A custom MCP is the highest-leverage artifact a small team can build for working with AI agents in 2026. It encodes your domain at the right layer, exposes the right surfaces to the model, and pays back twice over the lifetime of every working session and every scheduled Routine. The build cost is a weekend. The compounding return is what justifies the weekend.

◇ summary · field notes
$ vibgineer summarize how-to-build-a-custom-mcp
the artifact
Custom MCP
  • your data, exposed as read tools
  • your actions, exposed as action tools
  • your auth, defining the boundary
  • lives inside your existing app
  1. 01
    Design the tools
    • read tools return data
    • action tools cause side effects
    • tight Zod schemas per tool
    • tool descriptions are the prompt
  2. 02
    Wire the auth
    • URL secret for prototypes
    • bearer token for production
    • OAuth for shared, multi-user MCPs
    • rotate on a schedule
  3. 03
    Connect the agent
    • claude mcp add for Claude Code
    • JSON config for other clients
    • test interactively first
    • then attach a Routine
✓ 1 server · 2 tool families · 3 setup decisions.
Summary: Custom MCP (your data, exposed as read tools, your actions, exposed as action tools, your auth, defining the boundary, lives inside your existing app).
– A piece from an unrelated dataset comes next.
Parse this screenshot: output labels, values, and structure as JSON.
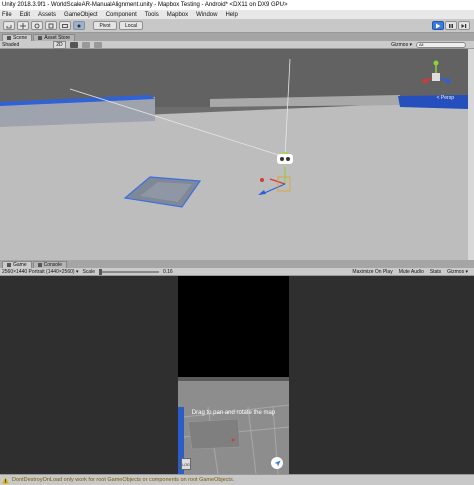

Step 01: Design the tools (read tools return data, action tools cause side effects, tight Zod schemas per tool, tool descriptions are the prompt). Step 02: Wire the auth (URL secret for prototypes, bearer token for production, OAuth for shared, multi-user MCPs, rotate on a schedule). Step 03: Connect the agent (claude mcp add for Claude Code, JSON config for other clients, test interactively first, then attach a Routine). ✓ 1 server · 2 tool families · 3 setup decisions.